When her husband suggested that the script more closely follow Elisabeth’s own story, she was reluctant.
“That definitely made it harder for me,” said the mother of three. “I’m so private in reality, really shy. It felt really uncomfortable having your story told in a public way.
“But art is a place where people share and it can create communities,” she added. “At the screenings I’ve been to, the way girls have responded to it, I’ve been amazed and happy about it.”
Jim also looked at the greater good: “The public impact about overcoming adversity overshadows concerns over privacy. Because so much of it is real, there’s a sharing, because people can identify from their own families.”
Elisabeth, who plays mother Lindsey Bowen in “Gracie,” set aside her qualms because of her faith in her husband’s abilities.
“The linchpin was that Davis would direct it,” she said. “I know how talented he is and how he loves my family. I thought it would come out in a way we could all be proud of.” To maintain creative control, Andrew and John worked to raise the $10 million budget for the project.
“We didn’t want it done in a way that might cheapen the emotional truth of the story,” said Andrew, who plays a history teacher and soccer coach in the movie.
Elisabeth praised those efforts: “I’m grateful to Andrew for being the person who made the project happen, and raised the money that gave us the independence.”
Another hurdle was finding the right actress to play Gracie Bowen. More than 2,000 actresses were considered, with Carly Schroeder (best known for a recurring role on the Disney Channel series “Lizzie McGuire”) winning out. She ended up training with Dan Calichman, former player and captain of the Galaxy, for 12 weeks to sharpen her conditioning and soccer skills.
“Carly was very athletic and was willing to spend months training for the part,” Andrew said. “She had the charisma, the strength, the sensitivity and the likability that this character needed.”
Elisabeth resisted the temptation to offer advice to Schroeder.
“I was so sure that she was the right actress, and was grateful she existed in the world,” she said. “She had to be 15, but have a depth of humanity, of experience, and a will of steel.
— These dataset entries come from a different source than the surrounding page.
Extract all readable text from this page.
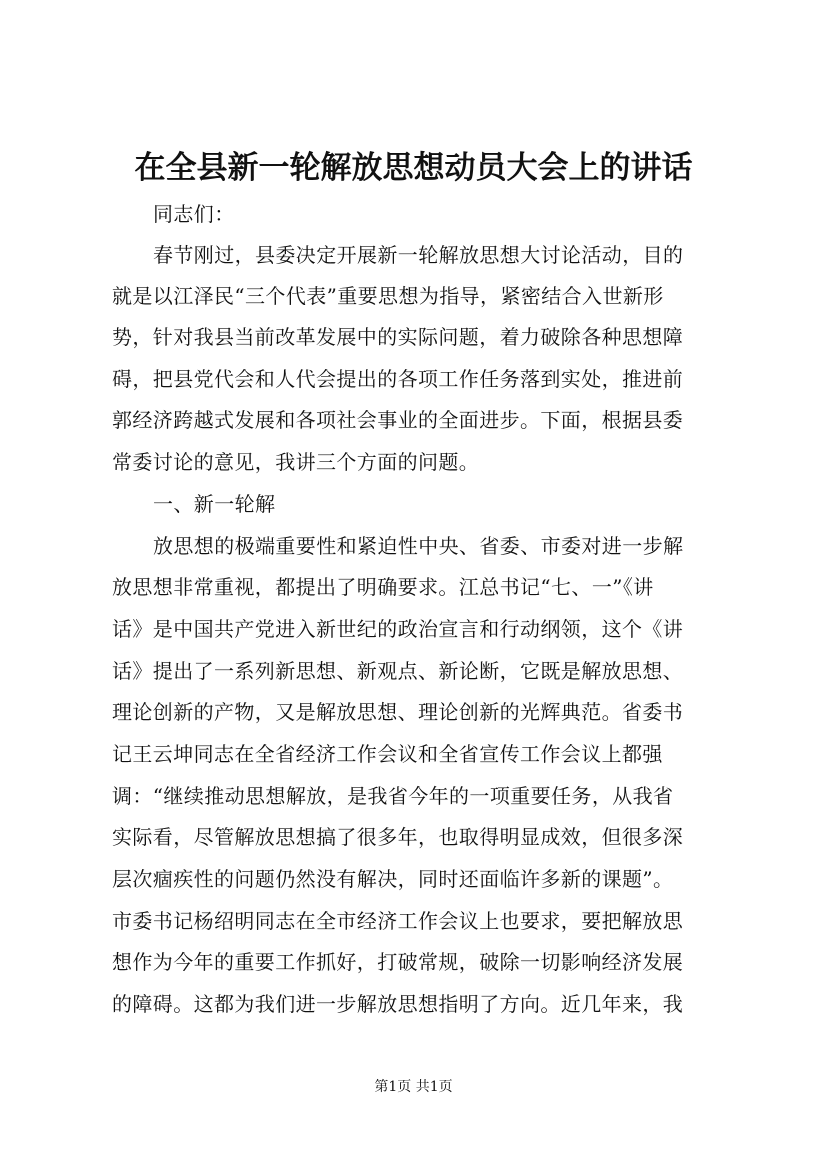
在全县新一轮解放思想动员大会上的讲话
同志们：
春节刚过，县委决定开展新一轮解放思想大讨论活动，目的
就是以江泽民“三个代表”重要思想为指导，紧密结合入世新形
势，针对我县当前改革发展中的实际问题，着力破除各种思想障
碍，把县党代会和人代会提出的各项工作任务落到实处，推进前
郭经济跨越式发展和各项社会事业的全面进步。下面，根据县委
常委讨论的意见，我讲三个方面的问题。
一、新一轮解
放思想的极端重要性和紧迫性中央、省委、市委对进一步解
放思想非常重视，都提出了明确要求。江总书记“七、一”《讲
话》是中国共产党进入新世纪的政治宣言和行动纲领，这个《讲
话》提出了一系列新思想、新观点、新论断，它既是解放思想、
理论创新的产物，又是解放思想、理论创新的光辉典范。省委书
记王云坤同志在全省经济工作会议和全省宣传工作会议上都强
调：“继续推动思想解放，是我省今年的一项重要任务，从我省
实际看，尽管解放思想搞了很多年，也取得明显成效，但很多深
层次痼疾性的问题仍然没有解决，同时还面临许多新的课题”。
市委书记杨绍明同志在全市经济工作会议上也要求，要把解放思
想作为今年的重要工作抓好，打破常规，破除一切影响经济发展
的障碍。这都为我们进一步解放思想指明了方向。近几年来，我
第1页 共1页
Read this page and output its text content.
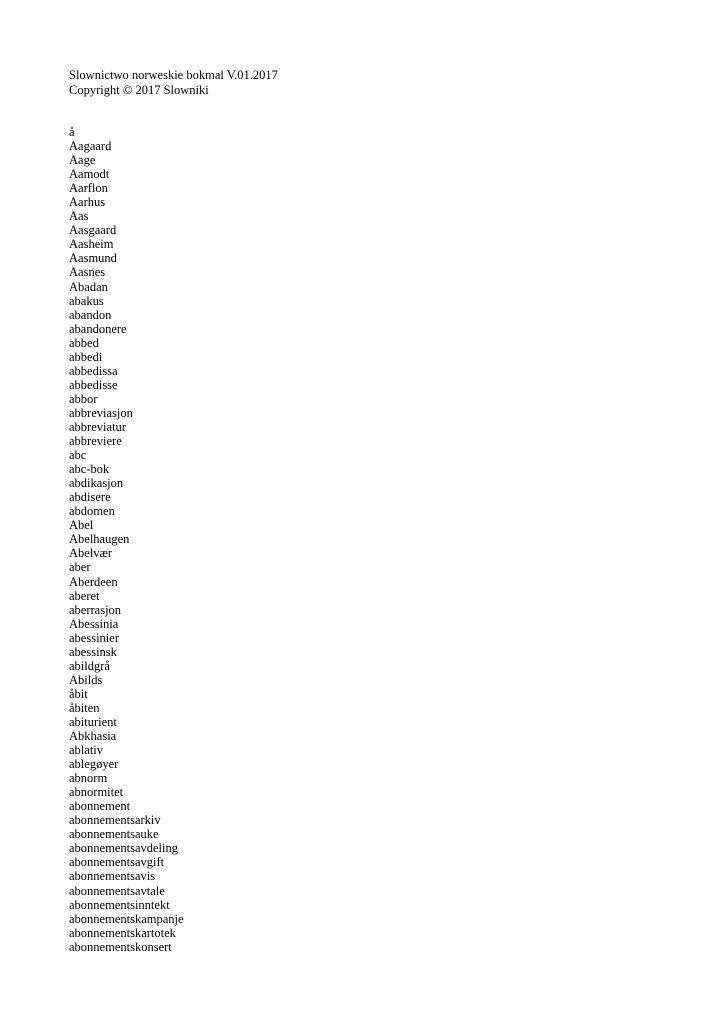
Slownictwo norweskie bokmal V.01.2017
Copyright © 2017 Slowniki
å
Aagaard
Aage
Aamodt
Aarflon
Aarhus
Aas
Aasgaard
Aasheim
Aasmund
Aasnes
Abadan
abakus
abandon
abandonere
abbed
abbedi
abbedissa
abbedisse
abbor
abbreviasjon
abbreviatur
abbreviere
abc
abc-bok
abdikasjon
abdisere
abdomen
Abel
Abelhaugen
Abelvær
aber
Aberdeen
aberet
aberrasjon
Abessinia
abessinier
abessinsk
abildgrå
Abilds
åbit
åbiten
abiturient
Abkhasia
ablativ
ablegøyer
abnorm
abnormitet
abonnement
abonnementsarkiv
abonnementsauke
abonnementsavdeling
abonnementsavgift
abonnementsavis
abonnementsavtale
abonnementsinntekt
abonnementskampanje
abonnementskartotek
abonnementskonsert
I wanted her to feel free to express herself, to bring out the qualities that were her.”
Elisabeth also had to adjust to working professionally with her husband for the first time.
“It is difficult to mix those roles,” she explained. “When you’re married, you speak your mind. But you need to be able to take direction on the set. We set some ground rules so I was aware of the difficulties. Overall, it went better than we thought it would.”
“Gracie” reached theaters June 1, the little film that could facing off against the summer blockbusters. (Earning $1.35 million, it reached seventh place at the box office in its opening weekend.)
Andrew is OK with that.
“It’s a universal story about an underdog, so I don’t mind playing that role,” he said. “It’s counterprogramming, something more meaningful in a summer full of sequels.”
Jim, who has now been to “Gracie” four times, reflected, “It’s a bit overwhelming. So much of the events and dialogue are based on real experiences. When that’s compressed into 90 minutes, it results in a powerful emotional pull.”
While uncertain about the tenure of “Gracie” at the box office, Andrew said the film has fulfilled its primary goal: “To teach the lesson that our brother had taught us by example – that connection to those closest to you will carry you through anything.”